Darwin’s Radio, Darwin’s Children

Word count: 200

I spotted Darwin’s Children, the new sequel to Greg Bear’s Darwin’s Radio, in the library and decided it was about time to read them both. They were rather odd.

Darwin’s Radio is about a viral epidemic in more-or-less present-day America. The Good Scientists suspect they’re dealing with an unknown evolutionary mechanism about to punctuate our equilibrium, but the Bad Scientists insist that it’s just another disease and a very good excuse to increase the CDC’s funding.

Both the science and the politics are engrossing for a while, despite the annoyance of a Woman Scientist and her typical (for Bear) Bad Decisions. Woman Scientist spends the first section of the book angsting about her husband without ever making it clear what there is to angst about. This is a clear violation of the rule against creating false drama by hiding information from the reader rather than from the characters.

When his troubles finally come to the forefront, the husband does manage to create some legitimate drama. In another dramatic subplot, one of the good scientists goes bad. The novel bogs down when Woman Scientist runs off with Rebel Scientist and they decide to make beautiful Radio music together. While that’s fine as a plot twist, the ensuing chase and reproduction scenes are not enough to conclude the book.

But wait, there’s a sequel. In Darwin’s Children our favorite characters are back on the run because the Bad Scientists have tightened their grip on the country. Newly evolved children are locked up in state schools, where many of them succumb to yet another virus being broadcast over the versatile Darwin’s Radio. (That is the moment of interesting science, so don’t blink.)

After spending years on the run, Woman Scientist returns to work for the Bad Scientists in hopes of proving their theories wrong and hers right. The Bad Scientists are worried that Darwin’s Children will start transmitting on Darwin’s Radio once they hit puberty, so they start to do Bad Things. Eventually there is a rescue scene that might have passed for a climax, except that the book stumbles on after that.

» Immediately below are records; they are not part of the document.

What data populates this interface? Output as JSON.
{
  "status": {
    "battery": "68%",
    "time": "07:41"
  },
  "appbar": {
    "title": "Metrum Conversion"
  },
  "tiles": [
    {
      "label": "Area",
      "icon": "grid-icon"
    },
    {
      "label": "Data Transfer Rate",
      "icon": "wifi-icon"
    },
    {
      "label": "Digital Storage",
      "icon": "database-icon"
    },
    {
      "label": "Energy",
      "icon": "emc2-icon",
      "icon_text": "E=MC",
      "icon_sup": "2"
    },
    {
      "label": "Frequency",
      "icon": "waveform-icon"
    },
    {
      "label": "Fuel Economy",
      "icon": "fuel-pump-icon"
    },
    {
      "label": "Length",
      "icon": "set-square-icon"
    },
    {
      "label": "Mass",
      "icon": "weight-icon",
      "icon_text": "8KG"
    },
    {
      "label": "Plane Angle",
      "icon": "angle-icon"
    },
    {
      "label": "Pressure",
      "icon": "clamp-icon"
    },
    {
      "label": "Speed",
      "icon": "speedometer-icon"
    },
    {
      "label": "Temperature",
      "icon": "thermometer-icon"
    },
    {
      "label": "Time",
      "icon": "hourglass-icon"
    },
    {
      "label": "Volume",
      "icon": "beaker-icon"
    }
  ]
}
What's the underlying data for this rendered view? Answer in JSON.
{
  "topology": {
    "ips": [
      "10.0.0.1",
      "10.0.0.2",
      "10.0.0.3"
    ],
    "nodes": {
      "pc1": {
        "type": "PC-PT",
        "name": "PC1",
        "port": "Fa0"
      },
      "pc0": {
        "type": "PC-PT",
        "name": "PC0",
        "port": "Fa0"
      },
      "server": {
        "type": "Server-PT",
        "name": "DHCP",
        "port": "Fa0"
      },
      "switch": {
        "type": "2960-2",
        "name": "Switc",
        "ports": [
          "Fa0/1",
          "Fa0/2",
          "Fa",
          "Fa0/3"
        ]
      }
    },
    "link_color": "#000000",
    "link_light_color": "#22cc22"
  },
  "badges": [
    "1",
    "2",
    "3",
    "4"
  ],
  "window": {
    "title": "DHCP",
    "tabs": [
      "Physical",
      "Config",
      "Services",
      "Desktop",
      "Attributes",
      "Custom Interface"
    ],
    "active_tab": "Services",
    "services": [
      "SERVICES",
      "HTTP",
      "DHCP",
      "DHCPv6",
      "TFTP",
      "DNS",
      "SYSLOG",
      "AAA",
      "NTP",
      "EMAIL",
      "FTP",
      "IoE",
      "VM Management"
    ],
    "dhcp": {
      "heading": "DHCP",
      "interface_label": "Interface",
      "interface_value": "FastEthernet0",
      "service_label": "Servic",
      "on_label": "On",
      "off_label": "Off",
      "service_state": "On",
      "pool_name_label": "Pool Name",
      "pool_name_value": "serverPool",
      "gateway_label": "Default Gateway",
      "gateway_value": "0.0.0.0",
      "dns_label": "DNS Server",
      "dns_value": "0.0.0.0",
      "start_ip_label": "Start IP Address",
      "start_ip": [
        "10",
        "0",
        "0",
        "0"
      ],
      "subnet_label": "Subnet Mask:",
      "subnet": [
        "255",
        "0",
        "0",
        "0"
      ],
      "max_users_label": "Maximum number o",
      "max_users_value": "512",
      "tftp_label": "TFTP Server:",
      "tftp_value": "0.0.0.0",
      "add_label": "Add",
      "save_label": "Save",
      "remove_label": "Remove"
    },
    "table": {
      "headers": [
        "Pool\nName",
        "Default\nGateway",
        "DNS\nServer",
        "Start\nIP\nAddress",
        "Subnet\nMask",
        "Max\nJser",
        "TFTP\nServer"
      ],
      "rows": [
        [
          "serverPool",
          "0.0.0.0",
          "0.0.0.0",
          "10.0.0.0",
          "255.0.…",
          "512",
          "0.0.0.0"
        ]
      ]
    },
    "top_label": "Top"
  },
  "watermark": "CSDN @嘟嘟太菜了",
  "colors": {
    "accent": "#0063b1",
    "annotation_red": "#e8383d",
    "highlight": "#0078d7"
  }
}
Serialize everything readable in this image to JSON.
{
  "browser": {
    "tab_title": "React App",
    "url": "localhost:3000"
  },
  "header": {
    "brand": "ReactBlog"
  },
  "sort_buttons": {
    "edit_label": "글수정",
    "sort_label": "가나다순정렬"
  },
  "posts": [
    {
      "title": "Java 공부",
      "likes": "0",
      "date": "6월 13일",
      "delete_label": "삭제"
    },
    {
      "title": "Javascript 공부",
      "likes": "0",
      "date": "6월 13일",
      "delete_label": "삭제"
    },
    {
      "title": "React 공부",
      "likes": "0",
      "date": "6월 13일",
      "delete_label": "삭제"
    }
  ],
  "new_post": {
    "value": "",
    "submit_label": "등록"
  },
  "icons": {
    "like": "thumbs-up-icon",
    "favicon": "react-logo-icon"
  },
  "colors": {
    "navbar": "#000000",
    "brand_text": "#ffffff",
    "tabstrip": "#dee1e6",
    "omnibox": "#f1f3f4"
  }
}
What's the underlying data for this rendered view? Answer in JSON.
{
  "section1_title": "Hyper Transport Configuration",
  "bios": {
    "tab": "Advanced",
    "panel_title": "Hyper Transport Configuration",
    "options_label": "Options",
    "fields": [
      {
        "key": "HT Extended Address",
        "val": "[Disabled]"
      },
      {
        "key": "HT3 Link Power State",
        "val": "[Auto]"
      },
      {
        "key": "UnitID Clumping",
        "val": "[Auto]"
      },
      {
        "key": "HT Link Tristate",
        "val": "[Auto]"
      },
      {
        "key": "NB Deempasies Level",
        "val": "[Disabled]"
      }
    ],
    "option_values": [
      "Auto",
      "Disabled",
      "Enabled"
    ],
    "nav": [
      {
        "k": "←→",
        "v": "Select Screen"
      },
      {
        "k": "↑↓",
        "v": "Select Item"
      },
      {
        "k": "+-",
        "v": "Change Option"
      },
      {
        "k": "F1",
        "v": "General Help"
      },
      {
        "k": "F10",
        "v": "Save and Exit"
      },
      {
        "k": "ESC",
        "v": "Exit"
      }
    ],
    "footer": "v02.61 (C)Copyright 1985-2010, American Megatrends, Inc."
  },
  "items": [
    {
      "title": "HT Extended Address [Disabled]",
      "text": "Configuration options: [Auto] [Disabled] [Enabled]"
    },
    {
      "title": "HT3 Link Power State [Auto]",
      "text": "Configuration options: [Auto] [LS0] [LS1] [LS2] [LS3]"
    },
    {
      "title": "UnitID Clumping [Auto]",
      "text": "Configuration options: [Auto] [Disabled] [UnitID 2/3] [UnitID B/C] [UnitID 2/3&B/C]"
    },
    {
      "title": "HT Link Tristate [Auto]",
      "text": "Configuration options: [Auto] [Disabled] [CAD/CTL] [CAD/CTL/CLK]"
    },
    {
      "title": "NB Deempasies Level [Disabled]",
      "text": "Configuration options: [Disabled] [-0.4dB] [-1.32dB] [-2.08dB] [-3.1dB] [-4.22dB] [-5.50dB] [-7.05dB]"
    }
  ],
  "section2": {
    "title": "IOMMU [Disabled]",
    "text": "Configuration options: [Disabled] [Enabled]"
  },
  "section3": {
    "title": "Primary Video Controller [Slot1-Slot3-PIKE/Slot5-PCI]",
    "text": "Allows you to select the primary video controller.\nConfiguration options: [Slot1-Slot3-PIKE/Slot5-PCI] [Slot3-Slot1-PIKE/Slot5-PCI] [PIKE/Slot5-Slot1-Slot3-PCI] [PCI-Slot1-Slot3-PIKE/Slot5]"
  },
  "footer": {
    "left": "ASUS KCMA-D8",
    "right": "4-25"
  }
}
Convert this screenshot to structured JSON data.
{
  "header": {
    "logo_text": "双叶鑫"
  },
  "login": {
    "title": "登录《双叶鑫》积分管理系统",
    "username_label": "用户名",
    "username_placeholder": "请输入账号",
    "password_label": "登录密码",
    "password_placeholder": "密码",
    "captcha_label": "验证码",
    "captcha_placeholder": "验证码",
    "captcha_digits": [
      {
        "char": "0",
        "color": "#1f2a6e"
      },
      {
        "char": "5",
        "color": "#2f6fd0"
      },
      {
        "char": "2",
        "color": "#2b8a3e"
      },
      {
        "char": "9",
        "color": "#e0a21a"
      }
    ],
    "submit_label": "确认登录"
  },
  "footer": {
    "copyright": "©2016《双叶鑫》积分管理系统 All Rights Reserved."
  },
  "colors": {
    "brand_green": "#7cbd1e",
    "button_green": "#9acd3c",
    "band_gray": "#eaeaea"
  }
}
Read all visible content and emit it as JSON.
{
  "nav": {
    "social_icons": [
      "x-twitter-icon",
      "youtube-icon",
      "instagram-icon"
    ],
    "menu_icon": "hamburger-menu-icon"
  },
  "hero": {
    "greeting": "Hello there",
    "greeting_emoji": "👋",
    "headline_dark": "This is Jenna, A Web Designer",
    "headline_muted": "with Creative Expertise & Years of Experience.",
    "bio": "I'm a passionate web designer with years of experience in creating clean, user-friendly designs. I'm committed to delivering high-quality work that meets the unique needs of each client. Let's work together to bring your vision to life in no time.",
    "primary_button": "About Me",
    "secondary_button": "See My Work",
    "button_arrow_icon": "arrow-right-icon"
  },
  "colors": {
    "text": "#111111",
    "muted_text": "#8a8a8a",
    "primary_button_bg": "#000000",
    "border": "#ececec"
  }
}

The religious experiences of Woman Scientist were odd in that they didn’t seem to integrate into the plot. Though the new characteristics and culture of the evolved children were interesting in the abstract, they were neither explained in enough detail nor given any actual evolutionary justification.
The unexpected conversion of several Bad Scientists into Good Scientists worked well, though, except in the case of the Business Woman when she was tied into the religious subplot. The general defeat of the Bad Scientists could also have been a climax had it not been so tentative and off-stage.

I enjoyed the disaster-novel aspect of the viruses in both novels, but otherwise the present-day realism and wandering plot weren’t what I look for in scifi. If you liked Kim Stanley Robinson’s Mars trilogy, then you may like these two.